People with £3,500 in savings getting unexpected HMRC tax demand letter
HMRC is issuing demand letters to people who have exceeded the Personal Savings Allowance and could face an unexpected tax bill in the new tax year
Those with as little as £3,500 in fixed-rate savings accounts could face an unexpected tax demand from HM Revenue and Customs (HMRC) in the new tax year. This is because HMRC is capable of automatically identifying interest earned on savings held in your bank account, and should you exceed a certain threshold, you will automatically receive notification of an additional tax liability.
With the 2025-2026 tax year now officially drawing to a close and a new tax year commencing just after midnight on Monday, April 6, the taxman is gearing up for another round of correspondence, adjusting people’s tax codes to recoup any underpaid tax. HMRC will begin evaluating individuals’ final financial positions for the tax year ending today, and will issue tax demands to those found to owe tax on savings accounts in the months ahead.
Such details are automatically passed on to the taxman by your bank, unless the funds fall within the deposit limit of a Cash ISA, which remains shielded from taxation.
The Personal Savings Allowance rules permit you to earn up to £1,000 per year in savings interest across your bank accounts without being taxed, though this exclusively applies to those earning below £50,270. Should your income reach £50,271 or above, your Personal Savings Allowance is reduced to just £500. For those earning £125,140 or more, the Personal Savings Allowance disappears entirely.
The precise amount owed will depend on your overall earnings, the level of interest received, and when that interest was paid. However, you could find yourself facing a tax bill with as little as £3,500 in savings — for instance, if you had placed it into a fixed savings account for three years. In such a scenario, because the interest is paid out all at once on the date the fixed account matures, it counts within a single tax year, reports the Express.

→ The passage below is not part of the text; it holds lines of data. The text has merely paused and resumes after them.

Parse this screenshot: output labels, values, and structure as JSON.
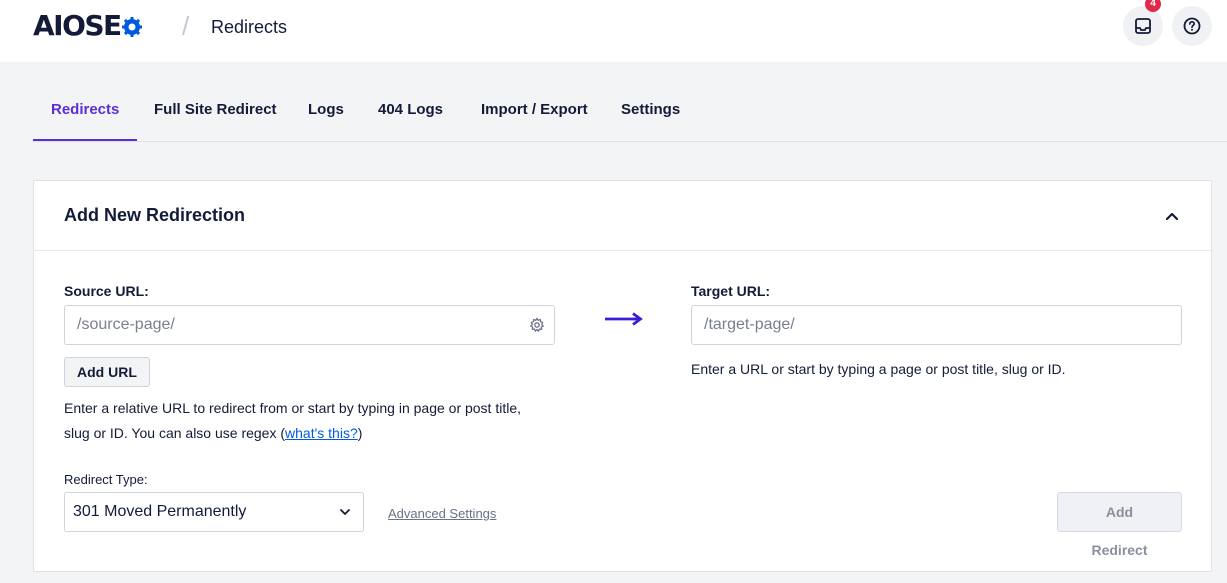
{
  "header": {
    "logo_main": "AIOSE",
    "logo_suffix_icon": "gear-o-icon",
    "breadcrumb_separator": "/",
    "page_title": "Redirects",
    "notifications_count": "4",
    "inbox_icon": "inbox-icon",
    "help_icon": "help-icon"
  },
  "tabs": [
    {
      "label": "Redirects",
      "active": true
    },
    {
      "label": "Full Site Redirect",
      "active": false
    },
    {
      "label": "Logs",
      "active": false
    },
    {
      "label": "404 Logs",
      "active": false
    },
    {
      "label": "Import / Export",
      "active": false
    },
    {
      "label": "Settings",
      "active": false
    }
  ],
  "card": {
    "title": "Add New Redirection",
    "collapse_icon": "chevron-up-icon",
    "source": {
      "label": "Source URL:",
      "placeholder": "/source-page/",
      "value": "",
      "add_url_label": "Add URL",
      "help_line1": "Enter a relative URL to redirect from or start by typing in page or post title,",
      "help_line2_prefix": "slug or ID. You can also use regex (",
      "help_link": "what's this?",
      "help_line2_suffix": ")"
    },
    "target": {
      "label": "Target URL:",
      "placeholder": "/target-page/",
      "value": "",
      "help": "Enter a URL or start by typing a page or post title, slug or ID."
    },
    "redirect_type": {
      "label": "Redirect Type:",
      "selected": "301 Moved Permanently"
    },
    "advanced_settings_label": "Advanced Settings",
    "add_redirect_label": "Add Redirect"
  },
  "colors": {
    "accent": "#5c2fd4",
    "brand_blue": "#005ae0",
    "badge": "#df2a4a",
    "background": "#f3f4f6"
  }
}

Should you deposit £3,500 into a fixed savings account at 5% for three years, you will accrue more than £500 in interest. With fixed accounts, the interest is “crystallised” the moment it is paid out, and you receive all the interest in one payment.

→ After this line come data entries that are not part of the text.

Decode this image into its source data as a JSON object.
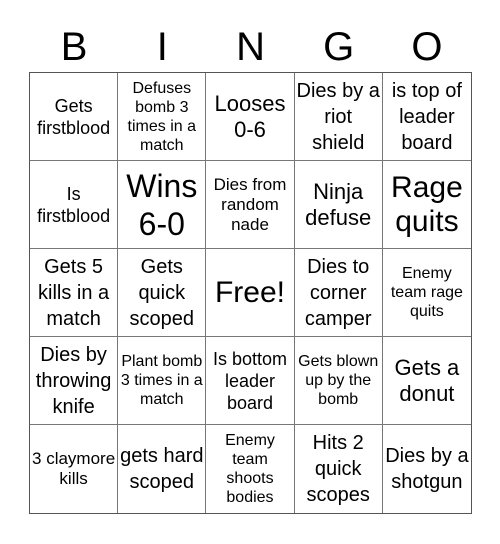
{
  "header": [
    "B",
    "I",
    "N",
    "G",
    "O"
  ],
  "cells": [
    "Gets firstblood",
    "Defuses bomb 3 times in a match",
    "Looses 0-6",
    "Dies by a riot shield",
    "is top of leader board",
    "Is firstblood",
    "Wins 6-0",
    "Dies from random nade",
    "Ninja defuse",
    "Rage quits",
    "Gets 5 kills in a match",
    "Gets quick scoped",
    "Free!",
    "Dies to corner camper",
    "Enemy team rage quits",
    "Dies by throwing knife",
    "Plant bomb 3 times in a match",
    "Is bottom leader board",
    "Gets blown up by the bomb",
    "Gets a donut",
    "3 claymore kills",
    "gets hard scoped",
    "Enemy team shoots bodies",
    "Hits 2 quick scopes",
    "Dies by a shotgun"
  ]
}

With just over £500 being paid out at once, combined with earnings of £50,270 or more in the same year, you would exceed your £500 Personal Savings Allowance — even without factoring in any interest from other accounts you hold — and can expect a letter from HMRC along with a tax code change.
For higher-rate taxpayers, the situation is even more costly, as you lose 40% of every £1 over £500, rather than 20%. This means that exceeding the Personal Savings Allowance by just £100 would result in an additional £40 tax bill.
Those with greater sums in savings could breach the allowance even with a straightforward easy-access account within a single year. For example, depositing £11,000 in a savings account for one year at 5% would generate £550 in interest, pushing you above the threshold and leaving you liable to pay tax to HMRC if your earnings exceed £50,270. Even if you earned less than £50,270, if you had savings of £21,000 at 5 per cent for one year, you would generate £1,050 of interest and owe money to HMRC because you would exceed your £1,000 allowance.
There are, in fact, numerous different potential sources of income that count towards your Personal Savings Allowance.
According to the Government, the accounts affected are:
- Bank and building society accounts
- Savings and credit union accounts
- Unit trusts, investment trusts and open-ended investment companies
- Peer-to-peer lending
- Trust funds
- Payment protection insurance (PPI)
- Government or company bonds
- Life annuity payments
- Some life insurance contracts
HMRC adds: “If you go over your allowance, you pay tax on any interest over your allowance at your usual rate of income tax.
“If you’re employed or get a pension, HMRC will change your tax code so you pay the tax automatically.
“To decide your tax code, HMRC will estimate how much interest you’ll get in the current year by looking at how much you got the previous year.”